Apakah ia takut kehilangan jabatan dan fasilitas Negara? Karena itu, tak ada kata yang pantas diberikan terhadap sikap Sri yang pengecut.

Golkar dan aburizal Bakrie setali tiga uang dengan Presiden dan Sri. Sikap golkar dan Aburizal bakrie pada kasus century pantasnya disebut maling teriak maling.Gonggongan keras golkar pada skandal ini, hanya sekadar untuk mengamankan posisi bosnya dari tudingan penggemplang pajak.

Selain itu, Golkar juga berlumuran dosa politik Orde baru. Dimasa Kekuasaan Golkar dan Orde baru ini pula budaya korupsi, kolusi,dan nepotisme mengurat akar. Sehingga kebijakan golkar yang pro kapitalis menyengsarakan rakyat banyak.

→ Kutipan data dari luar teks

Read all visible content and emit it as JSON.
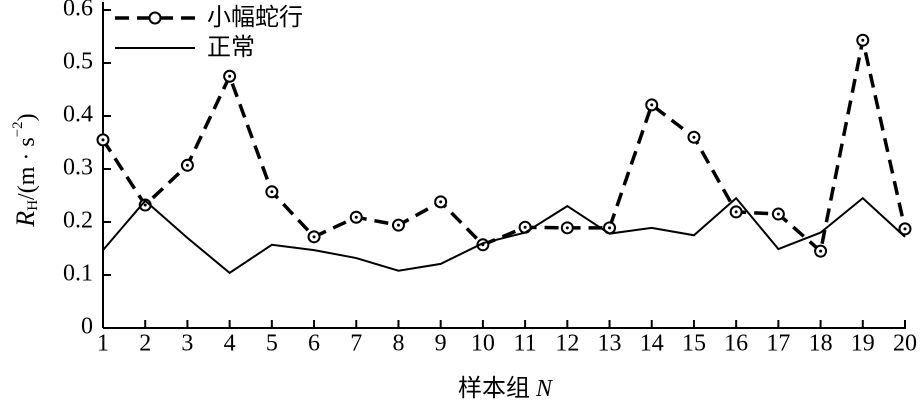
{
  "chart_data": {
    "type": "line",
    "y_label": [
      "R",
      "H",
      "/(m · s",
      "−2",
      ")"
    ],
    "x_label": [
      "样本组 ",
      "N"
    ],
    "x": [
      1,
      2,
      3,
      4,
      5,
      6,
      7,
      8,
      9,
      10,
      11,
      12,
      13,
      14,
      15,
      16,
      17,
      18,
      19,
      20
    ],
    "xlim": [
      1,
      20
    ],
    "xticks": [
      1,
      2,
      3,
      4,
      5,
      6,
      7,
      8,
      9,
      10,
      11,
      12,
      13,
      14,
      15,
      16,
      17,
      18,
      19,
      20
    ],
    "ylim": [
      0,
      0.6
    ],
    "yticks": [
      0,
      0.1,
      0.2,
      0.3,
      0.4,
      0.5,
      0.6
    ],
    "legend": "upper left",
    "series": [
      {
        "name": "小幅蛇行",
        "color": "#000000",
        "linestyle": "dashed",
        "marker": "circle",
        "values": [
          0.355,
          0.232,
          0.307,
          0.475,
          0.257,
          0.172,
          0.209,
          0.194,
          0.238,
          0.157,
          0.19,
          0.189,
          0.189,
          0.421,
          0.36,
          0.219,
          0.215,
          0.145,
          0.543,
          0.187
        ]
      },
      {
        "name": "正常",
        "color": "#000000",
        "linestyle": "solid",
        "marker": "none",
        "values": [
          0.147,
          0.24,
          0.17,
          0.104,
          0.157,
          0.147,
          0.132,
          0.108,
          0.121,
          0.16,
          0.18,
          0.23,
          0.178,
          0.189,
          0.175,
          0.245,
          0.149,
          0.18,
          0.245,
          0.172
        ]
      }
    ]
  }
}
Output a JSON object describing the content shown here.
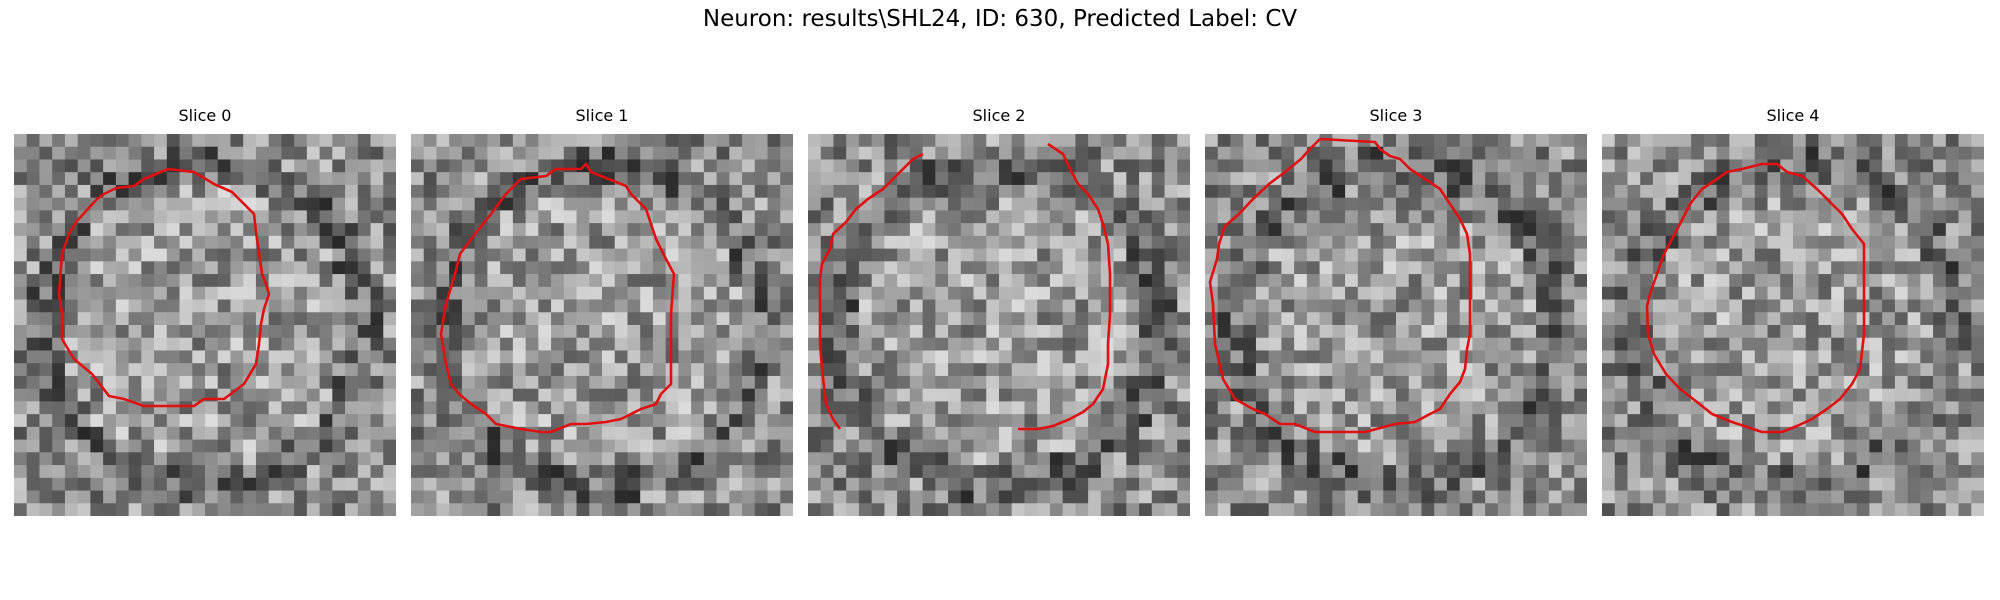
{
  "figure": {
    "title": "Neuron: results\\SHL24, ID: 630, Predicted Label: CV",
    "contour_color": "#e01010",
    "colormap": "gray",
    "panels": [
      {
        "title": "Slice 0"
      },
      {
        "title": "Slice 1"
      },
      {
        "title": "Slice 2"
      },
      {
        "title": "Slice 3"
      },
      {
        "title": "Slice 4"
      }
    ]
  }
}
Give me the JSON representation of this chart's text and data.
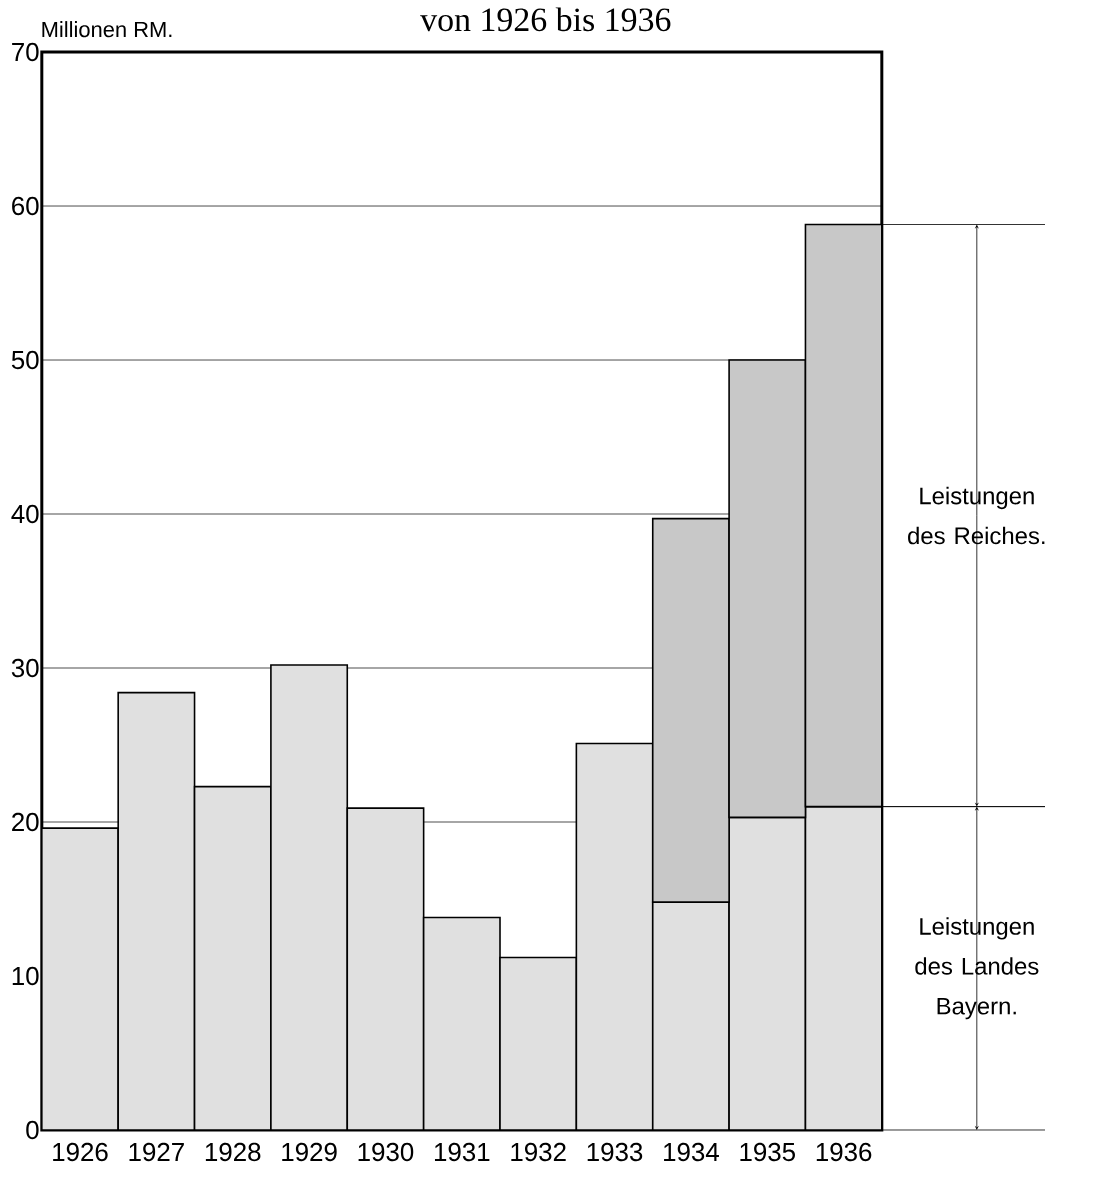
{
  "chart_data": {
    "type": "bar",
    "stacked": true,
    "title": "von 1926 bis 1936",
    "ylabel": "Millionen RM.",
    "categories": [
      "1926",
      "1927",
      "1928",
      "1929",
      "1930",
      "1931",
      "1932",
      "1933",
      "1934",
      "1935",
      "1936"
    ],
    "series": [
      {
        "name": "Leistungen des Landes Bayern.",
        "color": "#e0e0e0",
        "values": [
          19.6,
          28.4,
          22.3,
          30.2,
          20.9,
          13.8,
          11.2,
          25.1,
          14.8,
          20.3,
          21.0
        ]
      },
      {
        "name": "Leistungen des Reiches.",
        "color": "#c8c8c8",
        "values": [
          null,
          null,
          null,
          null,
          null,
          null,
          null,
          null,
          24.9,
          29.7,
          37.8
        ]
      }
    ],
    "ylim": [
      0,
      70
    ],
    "yticks": [
      0,
      10,
      20,
      30,
      40,
      50,
      60,
      70
    ],
    "grid": "y"
  }
}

Belajar dari kasus ini, sudah selayaknya kita bersikap lebih dewasa dalam berpolitik. Jangan lagi pilih politisi dan partai yang jelas-jelas suka mengibuli rakyat. Bersih,cerdas,pintar ternyata belumlah cukup mengantarkannya menjadi pemimpin baik. Persyaratannya haruslah ditambah, yaitu jujur dan amanah.